All original work © 2009 - 2023 Alexey Provolotsky

23 June 2014

НЕМОЕ КИНО


Луиза терялась в этом городе. Особенно здесь, в самом сердце Монмартра. Ей так не хватало Джорджа или хотя бы Марты. Первый не выпускал бы ее из номера, ревнуя к фонарным столбам и оконным занавескам. Вторая без труда назвала бы улицу, номер дома, название кафе, где они могли остаться одни и проговорить до утра... Но тем временем за ее спиной хлопнула дверца автомобиля, и трое мужчин в безупречных черных костюмах повели ее по кривым улицам, вдоль звонких бокалов с вином и легкого ночного джаза. Трое мужчин, Луиза попыталась вспомнить. Они постоянно шутили, то по-английски, то по-французски, и ей почему-то было ужасно смешно. Словно чья-то легкая рука перенесла веселый Черривейл ее воспоминаний сюда, в этот самый необъяснимый из городов.

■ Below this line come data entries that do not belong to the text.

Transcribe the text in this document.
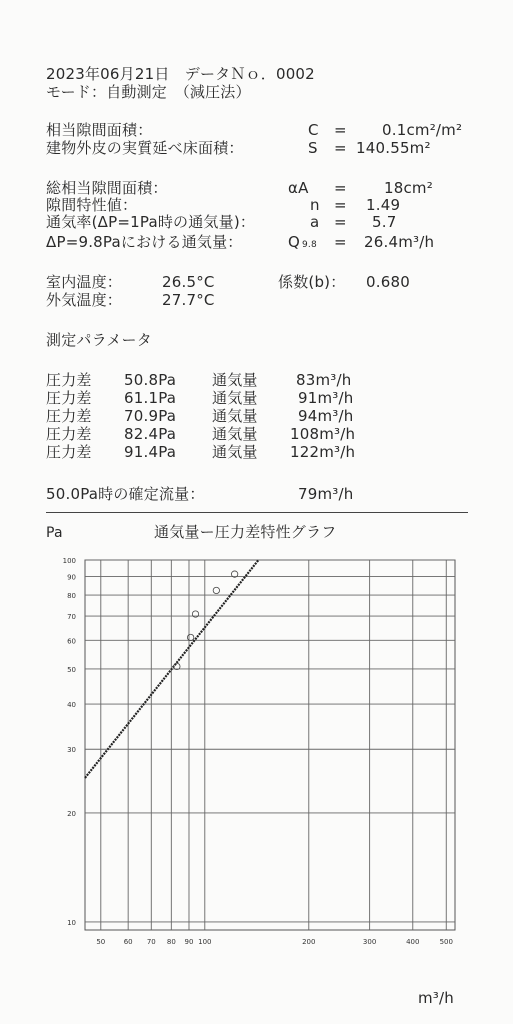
2023年06月21日　データＮｏ．0002
モード：自動測定　（減圧法）
相当隙間面積：	C = 0.1cm²/m²
建物外皮の実質延べ床面積：	S = 140.55m²
総相当隙間面積：	αA = 18cm²
隙間特性値：	n = 1.49
通気率(ΔP=1Pa時の通気量)：	a = 5.7
ΔP=9.8Paにおける通気量：	Q 9.8 = 26.4m³/h
室内温度：	26.5°C	係数(b)： 0.680
外気温度：	27.7°C
測定パラメータ
圧力差 50.8Pa 通気量	83m³/h
圧力差 61.1Pa 通気量	91m³/h
圧力差 70.9Pa 通気量	94m³/h
圧力差 82.4Pa 通気量 108m³/h
圧力差 91.4Pa 通気量 122m³/h
50.0Pa時の確定流量：	79m³/h
Pa	通気量ー圧力差特性グラフ
50	60 70 80 90 100	200	300	400	500
10
20
30
40
50
60
70
80
90
100
m³/h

Она все пыталась рассмотреть их и, возможно, постараться узнать. Один напоминал ей Пикассо, того, чьи фотографии печатали теперь во всех американских газетах. Разумеется, это был не он. Это был Жан, Пьер, Луи. Да кто угодно. Богатый поклонник с большим наследством, бумажной индустрией и скучным именем, но это не был Пабло Пикассо. Другой, и это было забавно, другой напоминал ей Эдди. Те же тучные брови, тот же вытянутый овал лица и та же стремительная, немного неуклюжая походка. Луиза вдруг подумала, что было бы неплохо, если бы это был Эдди. Они нашли бы общий язык. Она смогла бы его успокоить. Она позволила бы поцеловать себя и ближе к полуночи, возможно... Они остановились. Кто-то стоял на краю тротуара и, страстно жестикулируя, читал стихи Аполлинера, один за другим. Луиза хотела, чтобы кто-нибудь объяснил ей поэзию, однажды, на берегу моря, ночью. Про Аполлинера сказал третий из них, самый молчаливый. Кажется, его звали Марсель. Ему было около пятидесяти, и он не напоминал ей никого особенного.

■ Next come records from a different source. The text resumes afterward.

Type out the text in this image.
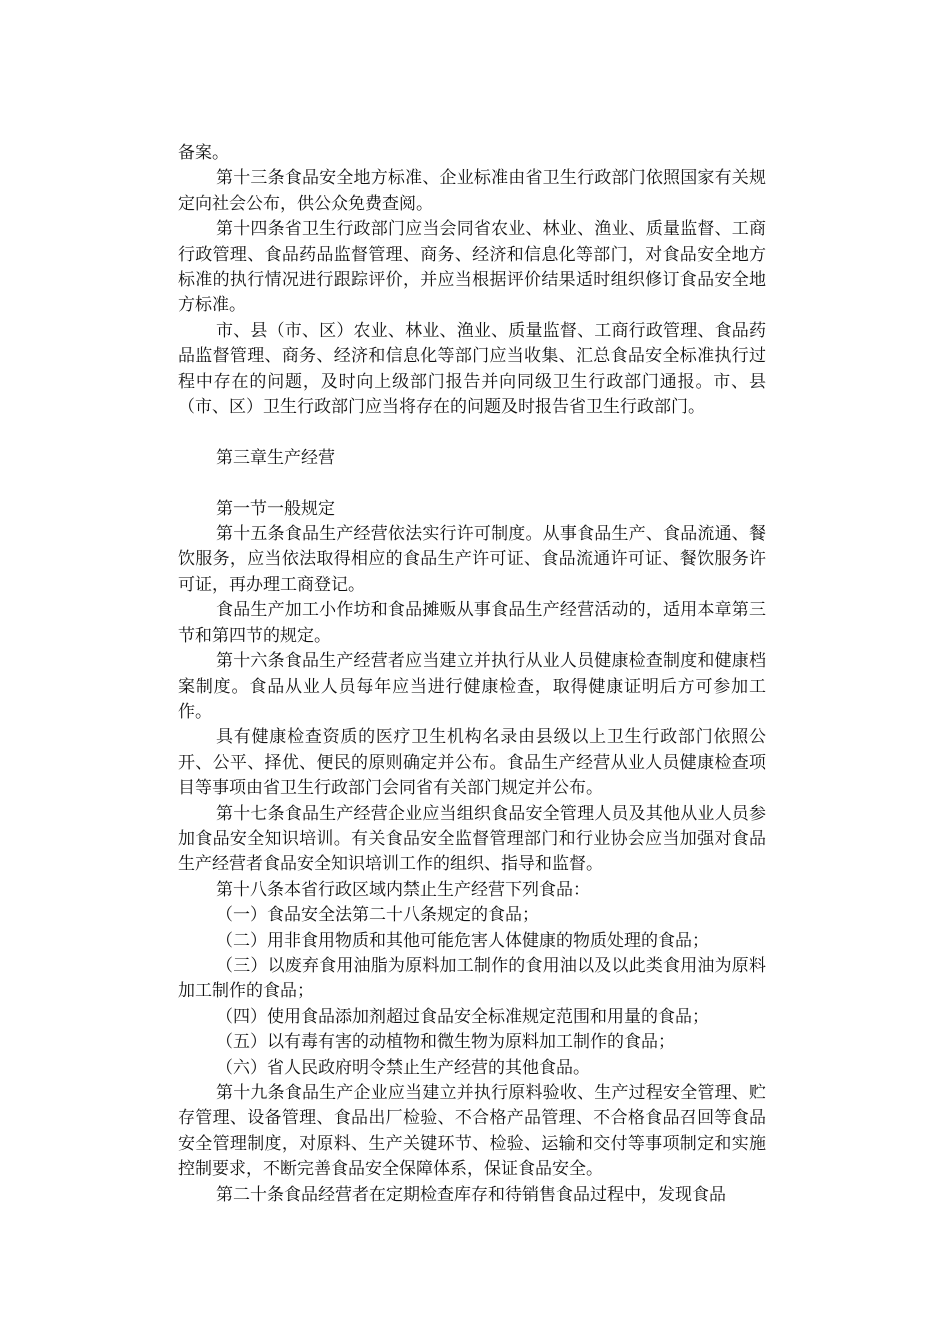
备案。

第十三条食品安全地方标准、企业标准由省卫生行政部门依照国家有关规定向社会公布，供公众免费查阅。

第十四条省卫生行政部门应当会同省农业、林业、渔业、质量监督、工商行政管理、食品药品监督管理、商务、经济和信息化等部门，对食品安全地方标准的执行情况进行跟踪评价，并应当根据评价结果适时组织修订食品安全地方标准。

市、县（市、区）农业、林业、渔业、质量监督、工商行政管理、食品药品监督管理、商务、经济和信息化等部门应当收集、汇总食品安全标准执行过程中存在的问题，及时向上级部门报告并向同级卫生行政部门通报。市、县（市、区）卫生行政部门应当将存在的问题及时报告省卫生行政部门。

第三章生产经营

第一节一般规定

第十五条食品生产经营依法实行许可制度。从事食品生产、食品流通、餐饮服务，应当依法取得相应的食品生产许可证、食品流通许可证、餐饮服务许可证，再办理工商登记。

食品生产加工小作坊和食品摊贩从事食品生产经营活动的，适用本章第三节和第四节的规定。

第十六条食品生产经营者应当建立并执行从业人员健康检查制度和健康档案制度。食品从业人员每年应当进行健康检查，取得健康证明后方可参加工作。

具有健康检查资质的医疗卫生机构名录由县级以上卫生行政部门依照公开、公平、择优、便民的原则确定并公布。食品生产经营从业人员健康检查项目等事项由省卫生行政部门会同省有关部门规定并公布。

第十七条食品生产经营企业应当组织食品安全管理人员及其他从业人员参加食品安全知识培训。有关食品安全监督管理部门和行业协会应当加强对食品生产经营者食品安全知识培训工作的组织、指导和监督。

第十八条本省行政区域内禁止生产经营下列食品：

（一）食品安全法第二十八条规定的食品；

（二）用非食用物质和其他可能危害人体健康的物质处理的食品；

（三）以废弃食用油脂为原料加工制作的食用油以及以此类食用油为原料加工制作的食品；

（四）使用食品添加剂超过食品安全标准规定范围和用量的食品；

（五）以有毒有害的动植物和微生物为原料加工制作的食品；

（六）省人民政府明令禁止生产经营的其他食品。

第十九条食品生产企业应当建立并执行原料验收、生产过程安全管理、贮存管理、设备管理、食品出厂检验、不合格产品管理、不合格食品召回等食品安全管理制度，对原料、生产关键环节、检验、运输和交付等事项制定和实施控制要求，不断完善食品安全保障体系，保证食品安全。

第二十条食品经营者在定期检查库存和待销售食品过程中，发现食品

«Мне холодно», сказала Луиза по-английски, и через несколько секунд они провалились в теплоту, мелодии и голоса «Джо Зеллиз».

Все было готово. Луиза громко рассмеялась, привлекая праздный интерес, а затем и восхищение. Четыре бутылки шампанского грелись во льду. Телефон из хрустального железа и столик у окна, словно дело было не в том, что заканчивался октябрь, и Париж знобило голыми ногами и расстегнутыми пуговицами, и в какой-то момент ей действительно стало холодно. Нет, дело было в другом. Просто весь город ожидал Луизу. Ее улыбку, ее каре и, конечно, ее голос. Они заранее обошли весь Монмартр, поочередно заказали лучший столик в каждом кафе и теперь ждали только ее знака, ее слова. «Мне холодно», сказала она однажды, и все: режиссер размахивает руками, кричит «снято». Белые руки официантов тянулись к ней, но она улыбалась еще шире и все повторяла это порывистое, немного близорукое “Non, merci”. Нет, она не снимет ее, она останется в ней. Это был подарок Джорджа на ее день рождения, и если кто-то решит сделать фотографию...

Ей нравилось быть здесь. Четвертый день в Париже, и она снова была на Монмартре. И все еще не видела ни соборов, ни бульвара Сен-Мишель. Луиза вдруг подумала, что Монмартр был чем-то вроде парижского Голливуда, но решила не говорить об этом вслух. Тем более что как раз в этот момент Марсель, тот самый молчаливый Марсель, рассказывал ей историю этого кафе.

В другом конце зала зазвучал Гершвин. «Это для вас», сказал Марсель и поцеловал ее руку. Она застучала туфлями по упругому полу «Джо Зеллиз», в такт хорошо знакомой мелодии. Нью-Йорк и американский джаз, все это не имело к Парижу никакого отношения. Как голоса, как голоса всех этих проклятых новых фильмов, в которых ей не находилось ни продолжительных любовных сцен, ни даже эпизодов. Луиза отпила шампанское (кислый вкус, но она начинала привыкать), закрыла глаза и попыталась вспомнить Калифорнию. Но никакой Калифорнии, ни тем более Канзаса здесь, во Франции, никогда не существовало.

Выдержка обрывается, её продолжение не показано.